Disabling all of the structures (test case)
Linear polarization, 0 degree (P polarization) Source settings:
|
|
Linear polarization, 45 degree Source settings:
|
|
Circular polarization Source settings:
|
The above tests indicate that our simulation and analysis script are correctly setup. We can now move on to a slightly more complicated system, with the nanowire grating structure. This structure acts like a polarizer, allowing the P polarization to pass through, while reflecting most of the S polarization. After running the simulation with a circularly polarized source, we get the following polarization ellipse. The ellipse clearly indicates that most of the S polarization has been removed, as expected.
Enabling the structure
Circular polarization Source settings:
|
Extracting Gs, Gp data to text file
Since the analysis group only plots the polarization ellipse for 1 grating order at a time, one may want to extract all Gs, Gp information as a function of all grating orders and frequency points. User may use the below example command to export Gs_plot, and similarly for Gp_plot, to a text file (and then to Excel file for further analysis). Note that, the write command cannot export multi-fold matrix data to a single .txt file. The extraction of the first (Gs), second (n) and third (m) dimensions data is shown, user may further modify these lines to extract the fourth dimension (frequency). Please see, for , write , pinch , text file .
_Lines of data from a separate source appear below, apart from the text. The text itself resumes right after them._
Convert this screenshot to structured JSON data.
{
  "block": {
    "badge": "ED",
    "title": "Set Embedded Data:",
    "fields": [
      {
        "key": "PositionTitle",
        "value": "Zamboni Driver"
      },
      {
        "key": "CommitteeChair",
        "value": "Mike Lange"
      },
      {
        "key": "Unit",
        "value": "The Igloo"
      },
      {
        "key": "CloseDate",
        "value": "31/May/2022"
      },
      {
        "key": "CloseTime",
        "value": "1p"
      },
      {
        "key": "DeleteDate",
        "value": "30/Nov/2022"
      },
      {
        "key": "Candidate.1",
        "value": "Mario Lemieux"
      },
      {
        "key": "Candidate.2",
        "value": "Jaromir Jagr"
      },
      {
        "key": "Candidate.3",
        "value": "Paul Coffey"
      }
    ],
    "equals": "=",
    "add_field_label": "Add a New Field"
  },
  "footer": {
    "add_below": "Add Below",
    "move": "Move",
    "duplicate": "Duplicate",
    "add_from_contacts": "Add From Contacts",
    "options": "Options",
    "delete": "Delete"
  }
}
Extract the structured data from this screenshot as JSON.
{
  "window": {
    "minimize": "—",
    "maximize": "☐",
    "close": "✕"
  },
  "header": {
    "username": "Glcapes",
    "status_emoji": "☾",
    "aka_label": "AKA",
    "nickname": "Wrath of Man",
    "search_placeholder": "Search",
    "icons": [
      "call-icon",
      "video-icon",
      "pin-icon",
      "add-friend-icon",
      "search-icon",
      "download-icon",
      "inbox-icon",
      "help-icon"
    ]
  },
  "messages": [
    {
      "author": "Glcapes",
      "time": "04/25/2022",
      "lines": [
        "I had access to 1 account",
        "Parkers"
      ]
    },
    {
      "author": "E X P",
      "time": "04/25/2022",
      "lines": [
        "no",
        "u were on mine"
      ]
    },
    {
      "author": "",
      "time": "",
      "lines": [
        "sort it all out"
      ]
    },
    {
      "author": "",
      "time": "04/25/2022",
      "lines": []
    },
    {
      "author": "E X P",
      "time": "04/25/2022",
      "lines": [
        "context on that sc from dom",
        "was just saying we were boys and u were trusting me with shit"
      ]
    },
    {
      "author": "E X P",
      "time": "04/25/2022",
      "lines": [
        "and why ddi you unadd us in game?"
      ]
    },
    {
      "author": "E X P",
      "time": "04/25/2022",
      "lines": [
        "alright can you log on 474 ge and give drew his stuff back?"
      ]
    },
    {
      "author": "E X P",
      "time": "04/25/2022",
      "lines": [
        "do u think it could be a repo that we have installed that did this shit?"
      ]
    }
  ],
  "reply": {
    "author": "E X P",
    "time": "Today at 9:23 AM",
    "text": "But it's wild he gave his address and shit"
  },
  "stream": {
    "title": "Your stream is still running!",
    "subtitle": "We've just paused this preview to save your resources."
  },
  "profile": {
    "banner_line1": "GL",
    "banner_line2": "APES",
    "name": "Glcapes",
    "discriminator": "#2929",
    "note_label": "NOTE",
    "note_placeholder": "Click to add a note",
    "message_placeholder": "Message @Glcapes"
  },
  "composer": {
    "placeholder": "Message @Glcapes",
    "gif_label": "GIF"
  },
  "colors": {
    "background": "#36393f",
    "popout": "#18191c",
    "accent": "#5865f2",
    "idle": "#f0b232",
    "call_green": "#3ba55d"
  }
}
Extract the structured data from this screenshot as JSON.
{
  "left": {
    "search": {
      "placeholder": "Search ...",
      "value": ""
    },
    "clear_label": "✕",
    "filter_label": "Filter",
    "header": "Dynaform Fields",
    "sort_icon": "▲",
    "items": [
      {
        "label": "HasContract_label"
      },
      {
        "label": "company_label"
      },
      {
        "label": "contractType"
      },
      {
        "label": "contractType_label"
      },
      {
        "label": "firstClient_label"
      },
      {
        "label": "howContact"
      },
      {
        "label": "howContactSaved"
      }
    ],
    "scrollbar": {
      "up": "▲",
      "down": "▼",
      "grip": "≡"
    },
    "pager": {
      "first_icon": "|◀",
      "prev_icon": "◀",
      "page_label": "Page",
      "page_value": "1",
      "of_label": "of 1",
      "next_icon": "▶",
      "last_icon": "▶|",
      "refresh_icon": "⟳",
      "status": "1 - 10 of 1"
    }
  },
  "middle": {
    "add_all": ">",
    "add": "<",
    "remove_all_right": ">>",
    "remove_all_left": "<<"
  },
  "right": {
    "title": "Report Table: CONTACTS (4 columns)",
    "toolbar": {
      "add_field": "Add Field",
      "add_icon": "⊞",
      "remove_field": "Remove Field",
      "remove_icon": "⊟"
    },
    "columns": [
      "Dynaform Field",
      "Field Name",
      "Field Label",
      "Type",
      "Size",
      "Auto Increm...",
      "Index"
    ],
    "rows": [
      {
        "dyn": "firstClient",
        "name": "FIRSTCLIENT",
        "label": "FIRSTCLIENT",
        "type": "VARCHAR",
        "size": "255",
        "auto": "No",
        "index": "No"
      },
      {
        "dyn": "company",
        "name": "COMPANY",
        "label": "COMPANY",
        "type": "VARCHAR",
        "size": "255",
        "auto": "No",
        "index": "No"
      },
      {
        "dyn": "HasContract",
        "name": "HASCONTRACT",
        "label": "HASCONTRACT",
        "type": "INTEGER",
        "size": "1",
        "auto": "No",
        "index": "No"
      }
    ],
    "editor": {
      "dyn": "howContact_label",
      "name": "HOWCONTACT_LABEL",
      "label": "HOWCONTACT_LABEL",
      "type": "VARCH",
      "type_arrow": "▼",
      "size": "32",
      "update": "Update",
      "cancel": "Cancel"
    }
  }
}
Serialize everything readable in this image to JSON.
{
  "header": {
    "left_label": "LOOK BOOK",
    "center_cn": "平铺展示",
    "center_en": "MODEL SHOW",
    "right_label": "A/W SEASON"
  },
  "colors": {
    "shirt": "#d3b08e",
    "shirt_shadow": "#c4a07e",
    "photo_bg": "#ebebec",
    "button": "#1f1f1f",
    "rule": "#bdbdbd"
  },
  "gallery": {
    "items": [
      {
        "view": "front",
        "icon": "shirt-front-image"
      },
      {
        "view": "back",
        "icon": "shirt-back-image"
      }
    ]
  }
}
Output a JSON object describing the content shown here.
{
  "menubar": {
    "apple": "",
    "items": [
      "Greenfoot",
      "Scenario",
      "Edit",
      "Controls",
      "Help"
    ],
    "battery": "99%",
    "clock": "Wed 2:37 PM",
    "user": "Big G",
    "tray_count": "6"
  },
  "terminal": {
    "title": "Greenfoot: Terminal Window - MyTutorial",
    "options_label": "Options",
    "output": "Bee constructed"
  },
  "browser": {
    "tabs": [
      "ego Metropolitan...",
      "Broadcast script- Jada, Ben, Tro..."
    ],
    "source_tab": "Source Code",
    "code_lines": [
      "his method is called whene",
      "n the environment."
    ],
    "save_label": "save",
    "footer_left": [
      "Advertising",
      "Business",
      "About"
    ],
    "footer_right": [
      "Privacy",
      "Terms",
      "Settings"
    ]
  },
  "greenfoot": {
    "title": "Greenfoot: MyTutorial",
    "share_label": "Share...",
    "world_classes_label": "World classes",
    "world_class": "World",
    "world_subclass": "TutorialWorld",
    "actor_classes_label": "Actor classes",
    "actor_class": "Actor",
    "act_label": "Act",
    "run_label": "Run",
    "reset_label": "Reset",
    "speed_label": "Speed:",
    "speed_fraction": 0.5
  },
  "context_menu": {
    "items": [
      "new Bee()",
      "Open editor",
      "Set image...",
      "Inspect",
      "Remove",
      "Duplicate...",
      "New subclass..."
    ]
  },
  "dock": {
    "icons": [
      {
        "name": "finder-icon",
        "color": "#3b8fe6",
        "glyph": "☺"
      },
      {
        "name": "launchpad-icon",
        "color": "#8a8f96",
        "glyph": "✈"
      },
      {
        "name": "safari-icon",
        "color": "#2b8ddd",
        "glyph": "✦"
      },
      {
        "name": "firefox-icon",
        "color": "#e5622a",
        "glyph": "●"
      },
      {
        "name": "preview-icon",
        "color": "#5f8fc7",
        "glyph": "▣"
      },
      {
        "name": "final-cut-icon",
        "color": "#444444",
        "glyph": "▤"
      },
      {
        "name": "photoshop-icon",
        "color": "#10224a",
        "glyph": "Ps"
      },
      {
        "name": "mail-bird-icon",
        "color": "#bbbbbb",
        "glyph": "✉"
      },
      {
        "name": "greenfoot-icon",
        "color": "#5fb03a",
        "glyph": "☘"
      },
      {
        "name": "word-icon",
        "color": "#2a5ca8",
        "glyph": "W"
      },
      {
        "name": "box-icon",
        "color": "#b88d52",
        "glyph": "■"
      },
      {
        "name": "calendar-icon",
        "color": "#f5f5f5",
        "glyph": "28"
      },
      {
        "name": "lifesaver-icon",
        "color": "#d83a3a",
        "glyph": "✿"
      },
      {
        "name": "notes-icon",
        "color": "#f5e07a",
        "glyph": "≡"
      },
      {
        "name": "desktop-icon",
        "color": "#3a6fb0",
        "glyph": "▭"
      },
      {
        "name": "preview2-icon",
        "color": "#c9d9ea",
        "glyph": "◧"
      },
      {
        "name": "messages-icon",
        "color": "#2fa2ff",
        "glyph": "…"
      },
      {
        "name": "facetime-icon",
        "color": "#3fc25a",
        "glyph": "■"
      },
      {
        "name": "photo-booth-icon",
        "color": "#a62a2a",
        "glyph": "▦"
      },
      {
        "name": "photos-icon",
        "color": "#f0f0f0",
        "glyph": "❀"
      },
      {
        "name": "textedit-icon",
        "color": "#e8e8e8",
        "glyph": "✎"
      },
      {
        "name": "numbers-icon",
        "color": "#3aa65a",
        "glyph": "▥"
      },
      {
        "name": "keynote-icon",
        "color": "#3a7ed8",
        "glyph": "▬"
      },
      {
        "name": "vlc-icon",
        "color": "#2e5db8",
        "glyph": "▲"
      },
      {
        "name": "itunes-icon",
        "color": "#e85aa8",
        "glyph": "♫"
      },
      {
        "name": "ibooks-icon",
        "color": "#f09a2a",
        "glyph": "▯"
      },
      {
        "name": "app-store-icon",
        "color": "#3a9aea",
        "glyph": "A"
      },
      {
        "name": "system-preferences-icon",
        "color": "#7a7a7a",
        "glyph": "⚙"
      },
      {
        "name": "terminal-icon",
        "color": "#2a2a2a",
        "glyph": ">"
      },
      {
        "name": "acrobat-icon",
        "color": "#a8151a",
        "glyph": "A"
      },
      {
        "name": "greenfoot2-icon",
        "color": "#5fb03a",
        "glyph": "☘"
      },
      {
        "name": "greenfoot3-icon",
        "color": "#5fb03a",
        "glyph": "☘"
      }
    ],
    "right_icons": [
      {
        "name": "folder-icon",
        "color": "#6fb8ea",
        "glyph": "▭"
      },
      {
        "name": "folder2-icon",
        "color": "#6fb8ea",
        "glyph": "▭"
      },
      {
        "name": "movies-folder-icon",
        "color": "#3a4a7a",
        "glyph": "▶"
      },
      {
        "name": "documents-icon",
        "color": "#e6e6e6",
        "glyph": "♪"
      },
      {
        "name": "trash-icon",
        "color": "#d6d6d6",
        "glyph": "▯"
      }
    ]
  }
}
#clear; # may need to clear the script workspace
Gs_plot=getresult("polarztn_ellipse","Gs_plot");
Gs_plot=pinch(Gs_plot.Gs_all,4); # only pick the first frequency point
sz=size(Gs_plot); # size of each dimension
for(i=1:length(sz)) { # loop over the last dimension
write("Gs_plot.txt","slice "+num2str(i)); # slicing the third dimension
write("Gs_plot.txt",num2str(pinch(Gs_plot,length(sz),i)));
}
Results - Grating order strength and polarization handedness
The Grating order strength figure indicates that a fraction of the power is scattered to the (-1,0) grating order (about 60%). To check the polarization of this order, visualize pol in the Result View, then choose G to be the attribute. To see the exact numbers, press View Data in the attributes section. It is not necessary to re-run the actual simulation. To slice it over other frequency points, choose "lambda" in the parameter section and slice it to your wavelength of interest. In this example, the point of view of the receiver (against the propagation direction) polarization convention is followed. For detailed definition of the output quantities, please refer to the analysis group, Analysis -> Script tab.